Col. Cooper used 10-inch circles while Gunsite currently uses an 8-inch circle. I use 8-inch squares, but 8-x-11 sheets of paper work fine too. With your back to the targets, turn and draw from your holster and shoot two rounds at each target. Perform an in-battery reload and then fire two more rounds at each target. Try to get all hits in at 10 seconds or less.
A Set of Standards
An excellent example of a set of standards comes from former Delta Force Operator Paul Howe, founder of Combat Shooting and Tactics in Texas. Howe’s standards are realistic and designed to test the shooter’s essential skills. His pistol course is built around the successful completion of these standards while his instructor course is directed at how to teach them.
The below listed drills are designed with three purposes in mind: 1) to give you a measurable standard to maintain, 2) to give you an efficient stair-stepped workout program that covers all the bases and 3) to test the individual shooter at various times to show areas needing improvement.
Only score shots in the “A” zone of an IPSC, FBI or CSAT target. If an enemy turns sideways, that will be all you have to engage, resulting in a worst-case scenario. All drills can be performed in assault gear or while wearing a protective mask.

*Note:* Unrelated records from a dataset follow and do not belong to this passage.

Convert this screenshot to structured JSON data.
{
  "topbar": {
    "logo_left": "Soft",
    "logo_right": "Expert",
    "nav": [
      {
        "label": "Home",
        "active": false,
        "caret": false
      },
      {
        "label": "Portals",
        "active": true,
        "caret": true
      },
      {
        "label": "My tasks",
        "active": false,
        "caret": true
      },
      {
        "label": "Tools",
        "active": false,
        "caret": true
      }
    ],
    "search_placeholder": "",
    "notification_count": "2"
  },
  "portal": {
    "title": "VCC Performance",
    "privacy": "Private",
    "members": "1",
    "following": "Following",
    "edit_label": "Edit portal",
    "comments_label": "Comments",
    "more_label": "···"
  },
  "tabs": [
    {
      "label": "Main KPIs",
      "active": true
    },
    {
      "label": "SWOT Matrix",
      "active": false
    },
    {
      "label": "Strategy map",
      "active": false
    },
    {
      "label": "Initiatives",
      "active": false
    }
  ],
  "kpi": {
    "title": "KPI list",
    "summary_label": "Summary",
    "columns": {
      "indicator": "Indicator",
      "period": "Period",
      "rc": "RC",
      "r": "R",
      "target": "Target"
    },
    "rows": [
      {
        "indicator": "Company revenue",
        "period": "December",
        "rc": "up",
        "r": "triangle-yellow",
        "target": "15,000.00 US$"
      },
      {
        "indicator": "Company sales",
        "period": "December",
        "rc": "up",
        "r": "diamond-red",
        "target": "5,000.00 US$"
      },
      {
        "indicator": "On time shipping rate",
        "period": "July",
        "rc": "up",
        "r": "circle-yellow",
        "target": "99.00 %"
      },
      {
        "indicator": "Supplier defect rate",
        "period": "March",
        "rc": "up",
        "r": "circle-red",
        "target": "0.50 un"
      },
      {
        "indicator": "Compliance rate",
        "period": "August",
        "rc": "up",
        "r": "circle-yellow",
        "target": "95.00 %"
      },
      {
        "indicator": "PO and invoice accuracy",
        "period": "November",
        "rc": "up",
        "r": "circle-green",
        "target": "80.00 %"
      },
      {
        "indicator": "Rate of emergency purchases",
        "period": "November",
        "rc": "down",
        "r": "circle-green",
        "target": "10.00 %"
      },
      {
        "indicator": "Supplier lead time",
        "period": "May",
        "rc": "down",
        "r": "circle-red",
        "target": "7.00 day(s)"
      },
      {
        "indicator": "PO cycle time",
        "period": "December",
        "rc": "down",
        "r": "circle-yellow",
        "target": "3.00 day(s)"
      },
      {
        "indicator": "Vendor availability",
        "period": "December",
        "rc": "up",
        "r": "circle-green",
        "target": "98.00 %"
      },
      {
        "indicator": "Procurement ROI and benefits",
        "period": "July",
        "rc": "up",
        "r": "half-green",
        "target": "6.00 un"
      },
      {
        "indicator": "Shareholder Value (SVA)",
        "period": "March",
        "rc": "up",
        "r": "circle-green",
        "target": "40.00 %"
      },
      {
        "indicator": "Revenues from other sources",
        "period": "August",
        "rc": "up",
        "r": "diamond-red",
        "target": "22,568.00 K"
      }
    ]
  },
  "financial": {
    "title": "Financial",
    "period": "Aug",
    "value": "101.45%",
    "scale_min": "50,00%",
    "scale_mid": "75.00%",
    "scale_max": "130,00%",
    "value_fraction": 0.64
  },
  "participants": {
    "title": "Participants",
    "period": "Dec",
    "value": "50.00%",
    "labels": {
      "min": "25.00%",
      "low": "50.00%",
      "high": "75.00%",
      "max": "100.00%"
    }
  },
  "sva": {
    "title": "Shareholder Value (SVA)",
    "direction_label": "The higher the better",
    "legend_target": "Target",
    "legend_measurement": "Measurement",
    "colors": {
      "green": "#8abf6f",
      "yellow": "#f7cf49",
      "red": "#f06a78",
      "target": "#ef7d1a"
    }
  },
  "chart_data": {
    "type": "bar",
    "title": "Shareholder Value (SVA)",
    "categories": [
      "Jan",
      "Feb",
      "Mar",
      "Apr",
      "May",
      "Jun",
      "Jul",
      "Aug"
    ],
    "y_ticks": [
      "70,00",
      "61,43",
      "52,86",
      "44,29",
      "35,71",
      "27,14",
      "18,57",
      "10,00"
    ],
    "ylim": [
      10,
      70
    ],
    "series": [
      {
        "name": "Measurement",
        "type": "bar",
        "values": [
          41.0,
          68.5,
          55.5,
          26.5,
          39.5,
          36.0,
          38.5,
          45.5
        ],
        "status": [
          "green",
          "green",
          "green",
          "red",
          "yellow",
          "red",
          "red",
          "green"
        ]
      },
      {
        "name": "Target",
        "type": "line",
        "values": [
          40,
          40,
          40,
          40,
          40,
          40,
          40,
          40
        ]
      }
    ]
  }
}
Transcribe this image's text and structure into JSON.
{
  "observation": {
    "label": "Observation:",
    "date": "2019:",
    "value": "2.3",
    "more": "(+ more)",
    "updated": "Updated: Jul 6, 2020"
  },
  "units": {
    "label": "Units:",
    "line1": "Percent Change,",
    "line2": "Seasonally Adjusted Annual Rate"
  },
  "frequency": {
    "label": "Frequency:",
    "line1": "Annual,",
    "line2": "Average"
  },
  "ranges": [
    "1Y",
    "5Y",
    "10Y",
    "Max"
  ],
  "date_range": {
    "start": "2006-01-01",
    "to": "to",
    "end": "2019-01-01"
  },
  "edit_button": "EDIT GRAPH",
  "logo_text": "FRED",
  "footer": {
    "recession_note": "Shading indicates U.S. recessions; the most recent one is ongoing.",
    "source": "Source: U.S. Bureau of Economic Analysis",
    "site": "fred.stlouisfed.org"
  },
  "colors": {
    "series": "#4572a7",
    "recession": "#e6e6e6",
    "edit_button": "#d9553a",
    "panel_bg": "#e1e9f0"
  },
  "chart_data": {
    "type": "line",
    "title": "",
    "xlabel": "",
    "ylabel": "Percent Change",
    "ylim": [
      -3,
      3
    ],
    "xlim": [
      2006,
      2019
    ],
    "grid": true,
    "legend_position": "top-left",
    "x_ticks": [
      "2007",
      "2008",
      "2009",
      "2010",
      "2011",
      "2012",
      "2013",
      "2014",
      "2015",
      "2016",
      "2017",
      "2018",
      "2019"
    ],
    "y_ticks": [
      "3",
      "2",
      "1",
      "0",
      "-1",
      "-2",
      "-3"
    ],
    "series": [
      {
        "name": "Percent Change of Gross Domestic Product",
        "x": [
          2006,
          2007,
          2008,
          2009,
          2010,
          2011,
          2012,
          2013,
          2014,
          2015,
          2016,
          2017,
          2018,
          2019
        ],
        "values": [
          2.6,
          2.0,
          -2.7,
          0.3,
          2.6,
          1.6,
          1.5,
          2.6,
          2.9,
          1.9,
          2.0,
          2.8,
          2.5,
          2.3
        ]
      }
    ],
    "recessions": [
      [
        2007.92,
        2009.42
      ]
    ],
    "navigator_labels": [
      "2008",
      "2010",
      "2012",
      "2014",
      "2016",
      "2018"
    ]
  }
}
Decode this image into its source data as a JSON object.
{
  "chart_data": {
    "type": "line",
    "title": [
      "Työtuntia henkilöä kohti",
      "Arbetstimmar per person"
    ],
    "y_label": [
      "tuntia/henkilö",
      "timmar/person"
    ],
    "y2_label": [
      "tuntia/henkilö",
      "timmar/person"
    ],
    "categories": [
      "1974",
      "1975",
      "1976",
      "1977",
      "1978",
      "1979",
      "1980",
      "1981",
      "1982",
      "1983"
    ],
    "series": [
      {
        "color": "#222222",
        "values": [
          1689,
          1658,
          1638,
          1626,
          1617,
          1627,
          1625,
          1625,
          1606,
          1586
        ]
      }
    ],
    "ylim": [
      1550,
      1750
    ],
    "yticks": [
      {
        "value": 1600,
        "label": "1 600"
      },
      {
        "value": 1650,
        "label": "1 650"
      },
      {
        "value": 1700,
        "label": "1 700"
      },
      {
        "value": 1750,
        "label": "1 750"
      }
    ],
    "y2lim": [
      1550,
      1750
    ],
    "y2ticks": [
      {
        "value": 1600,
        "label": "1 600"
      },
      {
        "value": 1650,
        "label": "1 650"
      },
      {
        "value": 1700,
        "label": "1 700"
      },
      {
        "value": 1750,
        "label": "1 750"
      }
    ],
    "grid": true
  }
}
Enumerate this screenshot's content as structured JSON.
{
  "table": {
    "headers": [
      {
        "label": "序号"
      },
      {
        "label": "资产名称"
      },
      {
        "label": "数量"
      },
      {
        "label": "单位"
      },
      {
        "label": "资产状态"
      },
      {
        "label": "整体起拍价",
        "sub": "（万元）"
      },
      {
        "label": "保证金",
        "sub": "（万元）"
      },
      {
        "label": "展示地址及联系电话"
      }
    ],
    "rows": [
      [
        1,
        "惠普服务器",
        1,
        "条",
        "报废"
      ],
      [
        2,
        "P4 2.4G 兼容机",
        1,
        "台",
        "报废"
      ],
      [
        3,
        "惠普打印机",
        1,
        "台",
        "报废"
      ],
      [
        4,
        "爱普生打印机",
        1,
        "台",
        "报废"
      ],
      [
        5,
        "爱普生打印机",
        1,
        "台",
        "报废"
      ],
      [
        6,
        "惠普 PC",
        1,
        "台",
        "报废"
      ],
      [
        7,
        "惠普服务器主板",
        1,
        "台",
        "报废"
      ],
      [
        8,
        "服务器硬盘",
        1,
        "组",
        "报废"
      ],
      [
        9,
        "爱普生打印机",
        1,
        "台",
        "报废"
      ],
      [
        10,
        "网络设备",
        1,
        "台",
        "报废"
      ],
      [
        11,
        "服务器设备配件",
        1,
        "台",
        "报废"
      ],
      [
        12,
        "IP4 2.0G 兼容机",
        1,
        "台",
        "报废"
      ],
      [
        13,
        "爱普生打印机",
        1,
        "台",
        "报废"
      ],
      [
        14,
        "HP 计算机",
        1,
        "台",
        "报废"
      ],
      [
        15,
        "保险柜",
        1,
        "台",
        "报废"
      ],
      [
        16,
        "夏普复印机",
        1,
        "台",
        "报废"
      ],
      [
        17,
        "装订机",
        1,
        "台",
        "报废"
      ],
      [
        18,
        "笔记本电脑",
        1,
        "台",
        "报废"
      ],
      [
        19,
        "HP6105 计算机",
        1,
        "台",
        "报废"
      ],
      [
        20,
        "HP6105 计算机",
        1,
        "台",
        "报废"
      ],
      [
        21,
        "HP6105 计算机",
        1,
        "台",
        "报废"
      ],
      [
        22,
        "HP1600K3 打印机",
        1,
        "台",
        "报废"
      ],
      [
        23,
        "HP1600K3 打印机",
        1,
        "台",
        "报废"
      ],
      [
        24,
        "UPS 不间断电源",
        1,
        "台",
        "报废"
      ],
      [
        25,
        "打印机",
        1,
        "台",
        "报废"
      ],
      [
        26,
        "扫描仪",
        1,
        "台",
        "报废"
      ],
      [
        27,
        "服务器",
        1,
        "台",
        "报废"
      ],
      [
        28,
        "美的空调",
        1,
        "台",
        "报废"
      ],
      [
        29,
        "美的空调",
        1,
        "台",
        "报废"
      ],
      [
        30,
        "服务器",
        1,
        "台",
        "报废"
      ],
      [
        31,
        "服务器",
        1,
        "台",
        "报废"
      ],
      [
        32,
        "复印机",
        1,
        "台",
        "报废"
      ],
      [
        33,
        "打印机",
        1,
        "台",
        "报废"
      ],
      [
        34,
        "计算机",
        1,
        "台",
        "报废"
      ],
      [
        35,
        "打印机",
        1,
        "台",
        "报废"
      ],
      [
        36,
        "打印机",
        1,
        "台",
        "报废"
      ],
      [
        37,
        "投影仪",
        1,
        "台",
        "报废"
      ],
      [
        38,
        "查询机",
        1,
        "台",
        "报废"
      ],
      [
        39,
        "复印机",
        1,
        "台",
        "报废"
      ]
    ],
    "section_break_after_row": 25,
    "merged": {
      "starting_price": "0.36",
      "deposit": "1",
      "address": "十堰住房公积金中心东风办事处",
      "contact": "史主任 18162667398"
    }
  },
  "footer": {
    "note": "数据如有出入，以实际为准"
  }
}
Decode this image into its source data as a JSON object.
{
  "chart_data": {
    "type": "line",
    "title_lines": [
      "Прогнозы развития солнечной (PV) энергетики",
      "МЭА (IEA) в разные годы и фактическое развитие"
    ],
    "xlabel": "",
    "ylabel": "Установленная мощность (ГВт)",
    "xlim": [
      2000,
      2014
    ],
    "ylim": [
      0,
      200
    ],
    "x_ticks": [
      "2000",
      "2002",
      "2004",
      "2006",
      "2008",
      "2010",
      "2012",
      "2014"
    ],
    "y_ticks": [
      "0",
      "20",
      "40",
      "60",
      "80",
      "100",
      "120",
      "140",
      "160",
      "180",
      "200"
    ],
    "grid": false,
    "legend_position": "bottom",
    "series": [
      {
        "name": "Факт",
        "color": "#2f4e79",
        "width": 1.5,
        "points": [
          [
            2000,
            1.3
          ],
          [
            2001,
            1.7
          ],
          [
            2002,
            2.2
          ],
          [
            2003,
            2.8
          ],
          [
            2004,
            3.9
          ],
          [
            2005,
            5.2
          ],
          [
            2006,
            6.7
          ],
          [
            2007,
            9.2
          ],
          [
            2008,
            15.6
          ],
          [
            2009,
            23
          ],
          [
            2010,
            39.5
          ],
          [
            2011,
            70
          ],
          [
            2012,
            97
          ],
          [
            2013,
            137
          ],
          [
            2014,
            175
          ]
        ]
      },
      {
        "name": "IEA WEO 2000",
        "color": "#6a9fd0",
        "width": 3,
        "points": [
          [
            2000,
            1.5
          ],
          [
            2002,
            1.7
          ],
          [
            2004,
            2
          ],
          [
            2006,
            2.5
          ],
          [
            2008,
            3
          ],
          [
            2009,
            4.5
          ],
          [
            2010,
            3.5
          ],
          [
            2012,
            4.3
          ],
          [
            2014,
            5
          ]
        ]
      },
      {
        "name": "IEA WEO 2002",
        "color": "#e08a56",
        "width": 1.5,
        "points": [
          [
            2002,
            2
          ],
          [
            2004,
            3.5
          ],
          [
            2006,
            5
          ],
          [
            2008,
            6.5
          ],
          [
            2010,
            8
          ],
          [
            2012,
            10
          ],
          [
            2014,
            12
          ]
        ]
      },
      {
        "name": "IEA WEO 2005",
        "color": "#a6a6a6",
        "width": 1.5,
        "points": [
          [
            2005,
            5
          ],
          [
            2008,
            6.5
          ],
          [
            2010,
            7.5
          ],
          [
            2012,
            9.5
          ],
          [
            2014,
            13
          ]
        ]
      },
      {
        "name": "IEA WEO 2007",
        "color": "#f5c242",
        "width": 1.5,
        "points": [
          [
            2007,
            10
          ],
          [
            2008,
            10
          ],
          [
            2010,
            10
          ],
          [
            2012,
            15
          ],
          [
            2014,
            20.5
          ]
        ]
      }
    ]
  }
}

Notes on the standards: Drill #7 has the pistol set up with an empty chamber. On the start signal, a dry round is fired and then the malfunction is cleared, followed by the live round. Drill #8 is a slidelock reload. Drill #9 uses a round fired from the carbine (which must be a hit) followed by the pistol transition shot. Drill #10 begins in a standing position. The shooter gets one chance at each drill in sequence and must pass at least eight to pass the standards. You can’t aggregate passes in some drills and add on successes. You have to pass them all in one testing process.
In Sum
Hopefully the difference between drills and standards is apparent. Both are designed to build and test skills, but they should never be confused with what will occur in armed conflict. In a gunfight expect nothing, plan on everything potentially failing and be prepared to move on to a contingency plan. The person who will win in armed conflict is someone who can adapt their essential skills to the situation they face. This isn’t something that can be taught in a drill or standard shoot.